With multi-dimensional arrays, these rules apply for each
dimension.
- We can, however, omit explicit indices
    for higher-order dimensions if all elements should
    be included.

In [None]:
mat[1] # includes all columns of row 2; same as mat[1,:]

We cannot omit the indices for preceding axis, though!

In [None]:
mat[:, 1] # includes all rows of column 2

#### Logical indices
Alternatively, we can pass logical arrays as indices.
- Logical (or boolean) arrays consist of elements that
  can only take on values `True` and `False`

In [None]:
vec = np.arange(5)
mask = (vec > 1)
mask

In [None]:
vec[mask] # use mask to retrieve only elements greater than 1

We can even apply boolean indexing to multi-dimensional
arrays.
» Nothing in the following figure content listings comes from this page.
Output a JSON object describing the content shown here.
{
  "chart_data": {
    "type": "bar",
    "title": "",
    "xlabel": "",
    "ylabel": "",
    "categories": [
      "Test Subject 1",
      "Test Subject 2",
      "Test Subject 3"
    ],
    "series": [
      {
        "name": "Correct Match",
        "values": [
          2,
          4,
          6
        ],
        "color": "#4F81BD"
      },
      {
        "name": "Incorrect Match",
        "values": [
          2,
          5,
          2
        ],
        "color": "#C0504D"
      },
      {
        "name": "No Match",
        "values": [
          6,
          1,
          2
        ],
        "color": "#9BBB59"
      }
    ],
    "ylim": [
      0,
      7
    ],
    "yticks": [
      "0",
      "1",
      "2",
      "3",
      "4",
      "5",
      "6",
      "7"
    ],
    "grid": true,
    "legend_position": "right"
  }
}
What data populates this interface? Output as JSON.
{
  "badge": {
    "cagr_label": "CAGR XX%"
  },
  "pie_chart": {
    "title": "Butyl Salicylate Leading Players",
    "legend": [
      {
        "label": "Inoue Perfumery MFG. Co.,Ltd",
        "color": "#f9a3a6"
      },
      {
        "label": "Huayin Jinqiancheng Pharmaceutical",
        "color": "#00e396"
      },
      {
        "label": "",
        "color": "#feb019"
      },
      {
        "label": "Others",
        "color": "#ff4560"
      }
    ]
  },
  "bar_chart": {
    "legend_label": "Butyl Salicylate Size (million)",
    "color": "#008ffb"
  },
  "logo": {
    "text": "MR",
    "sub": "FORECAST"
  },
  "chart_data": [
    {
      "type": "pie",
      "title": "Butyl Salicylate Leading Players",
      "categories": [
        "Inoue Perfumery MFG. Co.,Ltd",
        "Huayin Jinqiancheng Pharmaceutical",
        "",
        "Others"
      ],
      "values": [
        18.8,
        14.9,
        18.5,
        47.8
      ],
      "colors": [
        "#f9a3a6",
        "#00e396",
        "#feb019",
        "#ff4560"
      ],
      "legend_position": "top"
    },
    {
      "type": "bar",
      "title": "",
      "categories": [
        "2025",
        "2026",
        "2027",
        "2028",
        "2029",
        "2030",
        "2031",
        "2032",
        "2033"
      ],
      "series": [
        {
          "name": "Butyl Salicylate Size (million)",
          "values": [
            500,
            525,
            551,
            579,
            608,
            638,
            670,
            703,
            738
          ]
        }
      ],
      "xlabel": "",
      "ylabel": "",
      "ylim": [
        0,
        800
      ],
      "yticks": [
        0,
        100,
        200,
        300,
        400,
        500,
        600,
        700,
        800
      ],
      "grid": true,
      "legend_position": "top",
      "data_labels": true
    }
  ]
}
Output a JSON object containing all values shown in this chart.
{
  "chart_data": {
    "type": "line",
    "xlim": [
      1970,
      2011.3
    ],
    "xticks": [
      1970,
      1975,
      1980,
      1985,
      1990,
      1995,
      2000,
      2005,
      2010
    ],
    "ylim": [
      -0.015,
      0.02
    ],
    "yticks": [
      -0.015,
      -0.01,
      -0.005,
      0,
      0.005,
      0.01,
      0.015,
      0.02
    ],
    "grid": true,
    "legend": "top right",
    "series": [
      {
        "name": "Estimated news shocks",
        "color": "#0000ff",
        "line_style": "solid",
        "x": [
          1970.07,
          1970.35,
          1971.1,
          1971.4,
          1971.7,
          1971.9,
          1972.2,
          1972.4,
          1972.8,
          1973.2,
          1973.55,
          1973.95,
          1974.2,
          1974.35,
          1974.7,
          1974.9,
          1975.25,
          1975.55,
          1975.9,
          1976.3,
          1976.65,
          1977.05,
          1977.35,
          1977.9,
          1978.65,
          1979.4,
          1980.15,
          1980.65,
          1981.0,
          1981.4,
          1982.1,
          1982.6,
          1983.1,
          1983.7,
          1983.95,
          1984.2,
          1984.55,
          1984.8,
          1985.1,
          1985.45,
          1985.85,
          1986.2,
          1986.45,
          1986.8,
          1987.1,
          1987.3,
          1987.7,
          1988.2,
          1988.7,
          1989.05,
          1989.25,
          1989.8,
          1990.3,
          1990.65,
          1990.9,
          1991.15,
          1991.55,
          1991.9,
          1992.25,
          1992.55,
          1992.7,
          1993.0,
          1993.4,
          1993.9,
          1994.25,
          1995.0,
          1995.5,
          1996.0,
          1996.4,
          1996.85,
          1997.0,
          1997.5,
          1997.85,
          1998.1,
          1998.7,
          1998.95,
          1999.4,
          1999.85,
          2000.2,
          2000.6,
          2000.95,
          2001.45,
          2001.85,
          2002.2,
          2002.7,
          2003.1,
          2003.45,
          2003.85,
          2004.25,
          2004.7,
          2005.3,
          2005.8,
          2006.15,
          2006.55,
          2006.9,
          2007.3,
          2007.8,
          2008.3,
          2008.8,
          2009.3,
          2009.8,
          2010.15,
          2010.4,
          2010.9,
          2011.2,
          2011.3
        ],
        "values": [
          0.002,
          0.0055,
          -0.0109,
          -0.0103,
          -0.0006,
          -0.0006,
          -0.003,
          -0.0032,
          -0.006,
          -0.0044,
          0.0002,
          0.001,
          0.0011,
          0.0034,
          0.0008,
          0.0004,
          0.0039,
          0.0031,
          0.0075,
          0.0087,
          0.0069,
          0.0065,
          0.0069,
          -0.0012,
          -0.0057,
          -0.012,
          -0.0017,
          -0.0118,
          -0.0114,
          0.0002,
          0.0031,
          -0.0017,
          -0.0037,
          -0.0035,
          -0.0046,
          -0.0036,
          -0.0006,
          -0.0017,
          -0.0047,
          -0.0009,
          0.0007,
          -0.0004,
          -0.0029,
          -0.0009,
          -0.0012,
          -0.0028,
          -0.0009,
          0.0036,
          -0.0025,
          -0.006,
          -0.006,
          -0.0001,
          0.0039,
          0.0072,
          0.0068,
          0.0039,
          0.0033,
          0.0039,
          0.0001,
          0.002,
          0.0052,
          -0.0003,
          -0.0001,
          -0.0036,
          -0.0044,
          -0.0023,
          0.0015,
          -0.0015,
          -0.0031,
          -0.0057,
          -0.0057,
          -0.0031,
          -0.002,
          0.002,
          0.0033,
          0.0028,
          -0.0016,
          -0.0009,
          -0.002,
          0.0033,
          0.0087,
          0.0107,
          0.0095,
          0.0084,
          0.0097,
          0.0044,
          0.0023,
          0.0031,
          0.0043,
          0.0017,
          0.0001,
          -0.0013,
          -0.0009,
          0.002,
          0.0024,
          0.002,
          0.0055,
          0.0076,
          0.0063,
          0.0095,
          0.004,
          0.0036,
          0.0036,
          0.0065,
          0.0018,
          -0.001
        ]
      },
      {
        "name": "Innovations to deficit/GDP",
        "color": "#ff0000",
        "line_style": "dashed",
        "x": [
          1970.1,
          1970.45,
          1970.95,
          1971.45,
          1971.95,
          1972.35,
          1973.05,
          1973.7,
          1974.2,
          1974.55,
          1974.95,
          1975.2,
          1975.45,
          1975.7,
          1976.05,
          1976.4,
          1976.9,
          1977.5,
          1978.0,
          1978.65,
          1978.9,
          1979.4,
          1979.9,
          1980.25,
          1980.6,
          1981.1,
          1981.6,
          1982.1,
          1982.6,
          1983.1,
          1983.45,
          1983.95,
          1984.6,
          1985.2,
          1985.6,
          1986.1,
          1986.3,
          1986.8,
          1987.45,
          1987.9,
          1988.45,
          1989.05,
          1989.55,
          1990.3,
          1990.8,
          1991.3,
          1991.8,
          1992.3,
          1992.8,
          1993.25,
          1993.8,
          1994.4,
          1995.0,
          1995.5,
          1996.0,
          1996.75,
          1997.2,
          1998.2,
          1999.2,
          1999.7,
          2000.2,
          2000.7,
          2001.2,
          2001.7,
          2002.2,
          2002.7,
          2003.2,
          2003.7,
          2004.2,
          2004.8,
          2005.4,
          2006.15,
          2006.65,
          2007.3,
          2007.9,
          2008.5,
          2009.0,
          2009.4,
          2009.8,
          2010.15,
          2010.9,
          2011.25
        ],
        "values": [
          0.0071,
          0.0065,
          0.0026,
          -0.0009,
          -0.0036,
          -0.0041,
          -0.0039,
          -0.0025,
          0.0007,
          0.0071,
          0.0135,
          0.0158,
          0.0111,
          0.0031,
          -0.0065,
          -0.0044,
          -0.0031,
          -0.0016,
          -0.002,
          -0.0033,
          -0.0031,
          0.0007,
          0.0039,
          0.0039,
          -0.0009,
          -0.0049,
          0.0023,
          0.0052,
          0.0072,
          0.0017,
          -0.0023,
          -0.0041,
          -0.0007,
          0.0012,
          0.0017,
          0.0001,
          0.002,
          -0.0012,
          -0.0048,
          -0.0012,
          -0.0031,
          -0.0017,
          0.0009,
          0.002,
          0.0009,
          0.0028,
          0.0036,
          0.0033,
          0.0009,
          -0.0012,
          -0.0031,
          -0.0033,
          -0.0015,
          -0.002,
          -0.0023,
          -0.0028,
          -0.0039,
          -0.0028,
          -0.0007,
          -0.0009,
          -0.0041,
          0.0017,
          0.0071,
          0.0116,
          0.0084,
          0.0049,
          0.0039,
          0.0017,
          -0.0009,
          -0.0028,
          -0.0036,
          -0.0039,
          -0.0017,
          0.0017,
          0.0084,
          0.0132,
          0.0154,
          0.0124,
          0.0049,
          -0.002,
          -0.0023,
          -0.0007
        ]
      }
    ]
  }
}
The result will be flatted to a 1-dimensional array,
though.

In [None]:
mat = np.arange(6).reshape((2,3))
mat[mat > 1]

Some of these indexing rules also apply to the built-in
`tuple` and `list` types, but NumPy indexing goes far beyond
that.

In [None]:
# Apply start:end:step indexing to tuple
tpl = (1,2,3)
tpl[:3:2]

Logical indexing does not work with `tuple` and `list`

In [None]:
tpl[tpl > 1]

### Other array methods
You can transpose an array using `arr.T`:

In [None]:
mat = np.arange(6).reshape((2,3))
mat

In [None]:
mat.T

### Numerical data types (advanced)

You can explicitly specify the numerical data type when
creating NumPy arrays.

So far we haven't done so, and then NumPy does the following:
- Functions such as `zeros()`, `ones()` and `empty()`
    default to using `np.float64`, ie. a 64-bit floating-point
    data type (this is also called *double precision*)
- Other constructors such as `arange()` and `array()`
    inspect the input data and return a corresponding array.
- Most array creation routines accept a `dtype` argument
  which allows you to explicitly set the data type.

For example:

In [None]:
# Floating-point arguments return array of type np.float64
arr = np.arange(1.0, 5.0, 1.0)
arr.dtype

In [None]:
# Integer arguments return array of type np.int64
arr = np.arange(1,5,1)
arr.dtype

Often we don't care about the data type too much, but keep in
mind that
- Floating-point has limited precision, even for integers
  larger than (approximately) $10^{16}$
- Integer values cannot represent fractional numbers and
  (often) have a more limited range.

This might lead to surprising consequences:

In [None]:
# Create integer array
arr = np.ones(5, dtype=np.int64)
# Add floating-point value 0.234 to second element in place
arr[1] += 0.234
arr

The array is unchanged because it's impossible to represent
1.234 as an integer value!

The take-away is to always explicitly write floating-point
literal values when you want data to be interpreted as
floating-point values, eg. always write 1.0 instead of 1,
unless you really want an integer!

### Array storage order (advanced)
Computer memory is linear, so a multi-dimensional
array is mapped to a one-dimensional block in memory.
This can be done in two ways:
1. NumPy uses the so-called *row-major order* (also called
*C order*, because its the same as in *C* programming language)
2. This is exactly the opposite of Matlab, which uses
  *column-major order* (also called *F order*, because its the same
  as in the *Fortran* programming language)

In [None]:
mat = np.arange(6).reshape((2,3))
# The matrix mat is stored in memory like this
mat.reshape(-1, order='C')

In [None]:
# ... and NOT like this
mat.reshape(-1, order='F')

While this is not particularly important initially,
as an advanced user you should remember that you never
want to perform on non-contiguous blocks of memory.
This can have devastating effects on performance!

In [None]:
# Avoid operations on non-contiguous array sections such as
mat[:, 1]
# Contiguous array sections are fine
mat[1]